In this talk, John Tresch draws from a forthcoming book looking at the creation and impact of scientific cosmograms alongside those of religion, myth and art.
John Tresch is professor of history of art, science, and folk practice at the Warburg Institute, University of London. He’s the author of The Reason for the Darkness of the Night: Edgar Allan Poe and the Forging of American Science and The Romantic Machine: Utopian Science and Technology after Napoleon, and an editor of the History of Anthropology Review.
Thursday 3 March
Alice Bucknell — Aquaform, Terraform, Aeroform: Worlding the Interplanetary
For millennia, Mars has saturated public imagination with alternative worlds, fantastical ecosystems home to high-tech canal cities, cephalopod dwellers, and communist utopias. But as our image of the Red Planet pivots increasingly towards that of a site for human habitation and resource extraction – with billionaire tech despots at the helm – how can worlding help us envision the many possible futures for Mars, as a host for both human and nonhuman life? What are the legal, political, ecological, and existential frameworks in which these worlds could take shape?

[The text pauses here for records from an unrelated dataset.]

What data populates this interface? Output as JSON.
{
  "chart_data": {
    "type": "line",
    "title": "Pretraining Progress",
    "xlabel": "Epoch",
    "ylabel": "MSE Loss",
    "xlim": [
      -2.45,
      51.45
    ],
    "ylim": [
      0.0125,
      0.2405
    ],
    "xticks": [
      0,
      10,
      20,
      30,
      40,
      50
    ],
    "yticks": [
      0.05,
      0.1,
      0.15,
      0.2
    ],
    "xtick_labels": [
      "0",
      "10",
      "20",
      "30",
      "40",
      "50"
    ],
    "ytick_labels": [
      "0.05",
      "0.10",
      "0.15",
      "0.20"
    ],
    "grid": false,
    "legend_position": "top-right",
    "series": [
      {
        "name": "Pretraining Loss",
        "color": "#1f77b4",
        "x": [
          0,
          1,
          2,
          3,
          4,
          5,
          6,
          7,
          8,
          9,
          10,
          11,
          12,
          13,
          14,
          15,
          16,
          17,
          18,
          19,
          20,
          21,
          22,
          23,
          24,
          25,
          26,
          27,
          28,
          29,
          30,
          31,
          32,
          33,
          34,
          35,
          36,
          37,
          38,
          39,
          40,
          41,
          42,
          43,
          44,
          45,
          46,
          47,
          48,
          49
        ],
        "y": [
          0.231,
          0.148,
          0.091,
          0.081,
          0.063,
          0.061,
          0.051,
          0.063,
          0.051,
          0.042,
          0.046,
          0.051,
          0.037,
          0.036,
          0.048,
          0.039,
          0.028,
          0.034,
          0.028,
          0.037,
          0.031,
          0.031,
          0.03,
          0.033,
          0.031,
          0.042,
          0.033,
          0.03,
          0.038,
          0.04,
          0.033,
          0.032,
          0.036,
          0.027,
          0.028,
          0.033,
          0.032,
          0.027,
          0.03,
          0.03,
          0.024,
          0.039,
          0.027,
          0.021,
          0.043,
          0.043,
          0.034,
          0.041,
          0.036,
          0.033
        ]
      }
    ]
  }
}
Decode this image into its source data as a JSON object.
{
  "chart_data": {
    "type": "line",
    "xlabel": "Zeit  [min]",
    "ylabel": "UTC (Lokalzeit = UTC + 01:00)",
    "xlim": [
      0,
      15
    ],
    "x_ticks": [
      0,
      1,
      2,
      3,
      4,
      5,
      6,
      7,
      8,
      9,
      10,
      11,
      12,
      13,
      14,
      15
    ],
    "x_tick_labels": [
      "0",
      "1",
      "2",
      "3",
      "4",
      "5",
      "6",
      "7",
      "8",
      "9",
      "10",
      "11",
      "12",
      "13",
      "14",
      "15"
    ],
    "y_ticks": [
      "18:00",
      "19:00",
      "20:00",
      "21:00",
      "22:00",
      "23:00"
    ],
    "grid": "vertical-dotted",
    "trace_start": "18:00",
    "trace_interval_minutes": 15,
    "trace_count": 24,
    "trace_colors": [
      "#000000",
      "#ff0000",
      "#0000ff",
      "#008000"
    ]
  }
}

Drawing on speculative fiction strategies, as well as materials science, linguistics, space law, and prophetic applications of AI, artist Alice Bucknell explores a trifecta of possible Martian worlds, from a bio-infrastructure business vending clean water and air back to Earth, to a mystic cult of plant worshippers auguring ancient polyglot ecologies on the Red Planet. Bucknell takes us behind the scenes of interplanetary worlding processes, including collaborations with space lawyers, arctic researchers, Scottish drone pilots, NLP specialists, and the Language AI GPT-3.
Alice Bucknell is an artist and writer based in London. Working primarily through game engines, she explores interconnections of architecture, ecology, magic, and nonhuman and machine intelligence. She is the organiser of New Mystics, a platform exploring magic, mysticism, ritual, and technology.
What are other worlds? How is the invisible made visible, felt and sensed? Why has humanity throughout history been drawn to divine otherworldly realms and experiences? And what forms and shapes can the divine take in the contemporary context? In conversation through the form of a visual essay, Flavie Audi and Aliya Say explore tools and approaches that have been used to access, visualise and narrate spirit realms by artists such as Hilma af Klint, and in their own speculative practices looking towards the future and more than human ontologies.
Flavie Audi explores otherworlds in relation to her practice, working with the manipulation of glass. For the artist, glass provides a point of departure for making visible the invisible, highlighting the concrescence between physical and immaterial worlds. Audi presents her work, which contemplates a speculative world of cosmic fragments and new types of landscape formations.
Aliya Say is an art writer, strategist and researcher based in London. She is writing her PhD on botanical abstraction in the work of twentieth-century artist-mystics, and the parallels between vegetal ontology and mystical states.